What will happen to Churchill?
Guest: Churchill's attorney David Lane

The University of Colorado continues to investigate radical professor Ward Churchill, who has been accused of plagiarism and lying about his ethnic background. Churchill's attorney David Lane claimed his client's ethnicity claims will be verified. "Ward Churchill will easily be able to prove that he is in fact Native American." Lane also said the charge of plagiarism has no merit because Churchill never claimed to author the work he's accused of misappropriating. The attorney then addressed one other allegation--that Ward Churchill copied the work of another painter, then sold it as his own. "Churchill has repeatedly said he had the full permission from the painter. The painter said he could use the work and make his own renditions." Finally, Lane expressed absolute confidence that his client will be fully exonerated, offering to bet The Factor a beer that Churchill will have a "long and happy career at the University of Colorado."
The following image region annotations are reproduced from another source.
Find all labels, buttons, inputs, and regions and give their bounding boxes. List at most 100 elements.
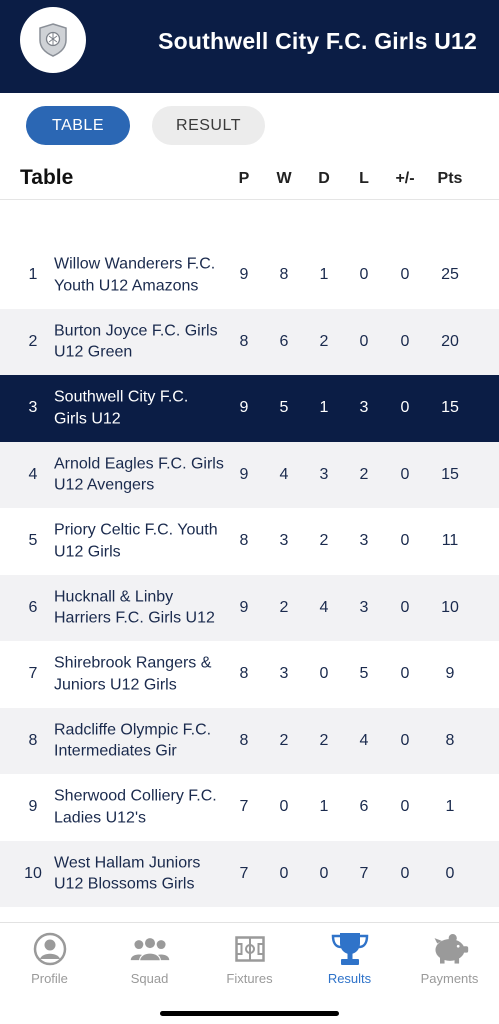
league-table: 1 Willow Wanderers F.C. Youth U12 Amazons… bbox=[0, 242, 499, 907]
row-points: 15 bbox=[441, 465, 459, 483]
row-drawn: 4 bbox=[319, 598, 329, 616]
nav-label-payments: Payments bbox=[420, 971, 479, 986]
row-position: 7 bbox=[28, 665, 38, 683]
row-lost: 3 bbox=[359, 532, 369, 550]
nav-label-profile: Profile bbox=[31, 971, 68, 986]
nav-payments[interactable]: Payments bbox=[400, 931, 499, 986]
row-played: 9 bbox=[239, 465, 249, 483]
row-lost: 7 bbox=[359, 864, 369, 882]
row-team-name: Shirebrook Rangers & Juniors U12 Girls bbox=[54, 654, 212, 694]
table-row[interactable]: 1 Willow Wanderers F.C. Youth U12 Amazons… bbox=[0, 242, 499, 309]
row-won: 6 bbox=[279, 332, 289, 350]
row-goal-diff: 0 bbox=[400, 598, 410, 616]
row-position: 3 bbox=[28, 399, 38, 417]
row-lost: 2 bbox=[359, 465, 369, 483]
row-points: 0 bbox=[445, 864, 455, 882]
row-goal-diff: 0 bbox=[400, 864, 410, 882]
table-row[interactable]: 3 Southwell City F.C. Girls U12 9 5 1 3 0 15 bbox=[0, 375, 499, 442]
row-team-name: Southwell City F.C. Girls U12 bbox=[54, 388, 189, 428]
nav-label-fixtures: Fixtures bbox=[226, 971, 273, 986]
table-row[interactable]: 7 Shirebrook Rangers & Juniors U12 Girls 8… bbox=[0, 641, 499, 708]
row-won: 3 bbox=[279, 532, 289, 550]
col-header-played: P bbox=[238, 170, 250, 187]
row-position: 5 bbox=[28, 532, 38, 550]
table-row[interactable]: 8 Radcliffe Olympic F.C. Intermediates Gi… bbox=[0, 707, 499, 774]
table-row[interactable]: 10 West Hallam Juniors U12 Blossoms Girls… bbox=[0, 840, 499, 907]
row-won: 4 bbox=[279, 465, 289, 483]
row-won: 2 bbox=[279, 731, 289, 749]
row-drawn: 3 bbox=[319, 465, 329, 483]
row-goal-diff: 0 bbox=[400, 731, 410, 749]
row-played: 8 bbox=[239, 731, 249, 749]
row-points: 9 bbox=[445, 665, 455, 683]
table-row[interactable]: 9 Sherwood Colliery F.C. Ladies U12's 7 0 1 6… bbox=[0, 774, 499, 841]
view-tabs: TABLE RESULT bbox=[0, 93, 499, 157]
row-played: 8 bbox=[239, 332, 249, 350]
row-won: 3 bbox=[279, 665, 289, 683]
row-drawn: 0 bbox=[319, 665, 329, 683]
row-lost: 0 bbox=[359, 332, 369, 350]
club-crest-icon[interactable] bbox=[20, 7, 86, 73]
squad-icon bbox=[130, 931, 170, 967]
row-goal-diff: 0 bbox=[400, 798, 410, 816]
row-played: 9 bbox=[239, 598, 249, 616]
row-team-name: Sherwood Colliery F.C. Ladies U12's bbox=[54, 787, 217, 827]
row-played: 8 bbox=[239, 665, 249, 683]
row-played: 9 bbox=[239, 266, 249, 284]
fixtures-icon bbox=[230, 931, 270, 967]
row-played: 7 bbox=[239, 798, 249, 816]
row-goal-diff: 0 bbox=[400, 665, 410, 683]
trophy-icon bbox=[330, 931, 370, 967]
row-lost: 0 bbox=[359, 266, 369, 284]
tab-table[interactable]: TABLE bbox=[26, 106, 130, 145]
col-header-points: Pts bbox=[437, 170, 463, 187]
row-position: 1 bbox=[28, 266, 38, 284]
row-position: 10 bbox=[24, 864, 42, 882]
row-team-name: West Hallam Juniors U12 Blossoms Girls bbox=[54, 854, 201, 893]
nav-results[interactable]: Results bbox=[300, 931, 399, 986]
nav-profile[interactable]: Profile bbox=[0, 931, 99, 986]
row-points: 25 bbox=[441, 266, 459, 284]
table-row[interactable]: 5 Priory Celtic F.C. Youth U12 Girls 8 3 2 3 0… bbox=[0, 508, 499, 575]
row-drawn: 1 bbox=[319, 798, 329, 816]
row-position: 8 bbox=[28, 731, 38, 749]
row-points: 20 bbox=[441, 332, 459, 350]
row-won: 5 bbox=[279, 399, 289, 417]
profile-icon bbox=[30, 931, 70, 967]
table-title: Table bbox=[20, 166, 74, 189]
row-played: 8 bbox=[239, 532, 249, 550]
nav-fixtures[interactable]: Fixtures bbox=[200, 931, 299, 986]
row-played: 9 bbox=[239, 399, 249, 417]
home-indicator[interactable] bbox=[160, 1011, 339, 1016]
col-header-lost: L bbox=[359, 170, 369, 187]
row-team-name: Priory Celtic F.C. Youth U12 Girls bbox=[54, 521, 218, 561]
row-lost: 3 bbox=[359, 598, 369, 616]
row-lost: 4 bbox=[359, 731, 369, 749]
nav-squad[interactable]: Squad bbox=[100, 931, 199, 986]
table-row[interactable]: 4 Arnold Eagles F.C. Girls U12 Avengers 9 4… bbox=[0, 441, 499, 508]
table-header: Table P W D L +/- Pts bbox=[0, 157, 499, 200]
table-row[interactable]: 6 Hucknall & Linby Harriers F.C. Girls U1… bbox=[0, 574, 499, 641]
row-team-name: Arnold Eagles F.C. Girls U12 Avengers bbox=[54, 455, 224, 494]
row-drawn: 2 bbox=[319, 332, 329, 350]
row-won: 2 bbox=[279, 598, 289, 616]
row-drawn: 0 bbox=[319, 864, 329, 882]
table-row[interactable]: 2 Burton Joyce F.C. Girls U12 Green 8 6 2 0 0 2… bbox=[0, 308, 499, 375]
row-drawn: 1 bbox=[319, 266, 329, 284]
row-team-name: Burton Joyce F.C. Girls U12 Green bbox=[54, 322, 218, 361]
row-position: 2 bbox=[28, 332, 38, 350]
col-header-goal-diff: +/- bbox=[395, 170, 415, 187]
page-title: Southwell City F.C. Girls U12 bbox=[158, 28, 477, 54]
tab-result[interactable]: RESULT bbox=[152, 106, 265, 145]
nav-label-squad: Squad bbox=[130, 971, 169, 986]
row-won: 8 bbox=[279, 266, 289, 284]
col-header-won: W bbox=[276, 170, 292, 187]
row-drawn: 2 bbox=[319, 731, 329, 749]
app-header: Southwell City F.C. Girls U12 bbox=[0, 0, 499, 93]
row-points: 10 bbox=[441, 598, 459, 616]
table-spacer bbox=[0, 201, 499, 242]
row-goal-diff: 0 bbox=[400, 266, 410, 284]
row-drawn: 2 bbox=[319, 532, 329, 550]
piggy-bank-icon bbox=[430, 931, 470, 967]
row-points: 11 bbox=[441, 532, 459, 550]
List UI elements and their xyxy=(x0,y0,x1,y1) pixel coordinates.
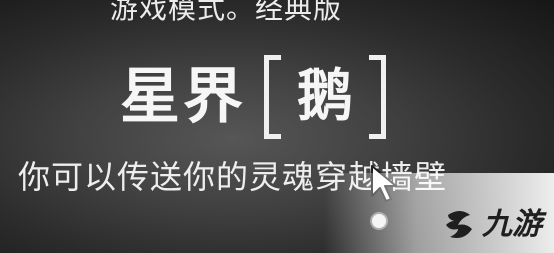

Prison life out of control
Guest: National Geographic Explorer's Lisa Ling

According to a television program produced by National Geographic Explorer, many American prisons are more chaotic and dangerous than ever before. Explorer host Lisa Ling joined The Factor with more about the disorder in our maximum security prisons. "They are hugely violent places," Ling asserted. "When you lock together over 3,000 men who have been convicted of the most serious crimes, a lot of tension is created. The inmates have their own governments and their own rules. It's a tribal environment strictly based on race, and there is every kind of drug you could want." The Factor suggested that America's penal system may require a radical redesign. "You're looking at a pervasive culture of sex, drugs, and violence. They have to come up with a solution or redesign the whole system. This is anarchy."